I got chills. Literally. You could see in this kids eyes the pain...the pain that was debilitating. Derek never denied the pain. The pain was freaking real. The pain was enough to bring anyone to hysterics. I know I may be reading into it but the pain wasn't weak. The pain was just that, pain. Awful, excruciating, make you go crazy, pain. They were pumping him full of morphine but it could only do so much...the morphine couldn't make his broken jaw go away. The morphine couldn't sew his tongue back together and magically reduce the swelling. In many ways the kid could have looked back to the time before the surgery and say he felt much better before...when it was hiding away, killing him slowly. It's the same thing for me I guess. The pain in healing at times feels much worse than the pain of staying sick, hiding from the secrets your mind doesn't want to feel. The truth of the matter was that the tumor would have killed him...and I believe this eating disorder would have killed me. And the removing of my "tumor" tore apart so much in me...and when they sewed me back together the evidence was finally there for the world to see. That which was hiding, sucking the life away, is exposed...and healing from it is just the beginning of the deep, heart breaking pain. The boy had a choice...let the pain of removing the tumor drive him to kill himself...or face the pain for days, weeks, months...maybe even years on end...believing that one day, life on the other side will be worth the fight.

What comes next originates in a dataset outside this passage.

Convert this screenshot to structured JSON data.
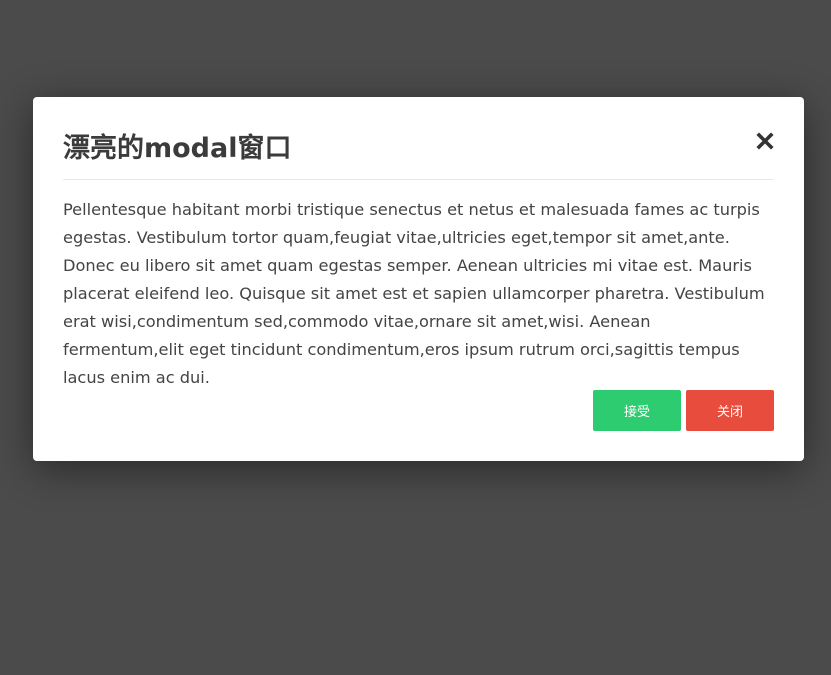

It was a choice only He could make...its a choice that only I can choose for myself. But what was interesting was that He didn't only address Greg. He also addressed Greg's mom. Greg wasn't fighting alone...he couldn't fight alone. With a pain and a hurt and a healing so intense, no one can do it alone.
"This is pain. It's not a dying pain. This is a healing pain. This is a victory pain. You won. We won."

2 comments:

Standing in the Rain said...

i just finished up the episode too! it was a good one i thought. and yeah, i've always loved the monologues also. they always seem to say just what i'm thinking, albiet much more eloquently.

anyways, yeah the fight is painful, but you WILL make it. it WILL get easier. the pain WILL subside.

hang in there. love you dear!

Leslie Lipton said...

You completely and totally have to tell you that you inspire me. You are 100% inspiring. Thank you for that post... I feel like God sent me to your blog this morning just so that I could read that. I love you.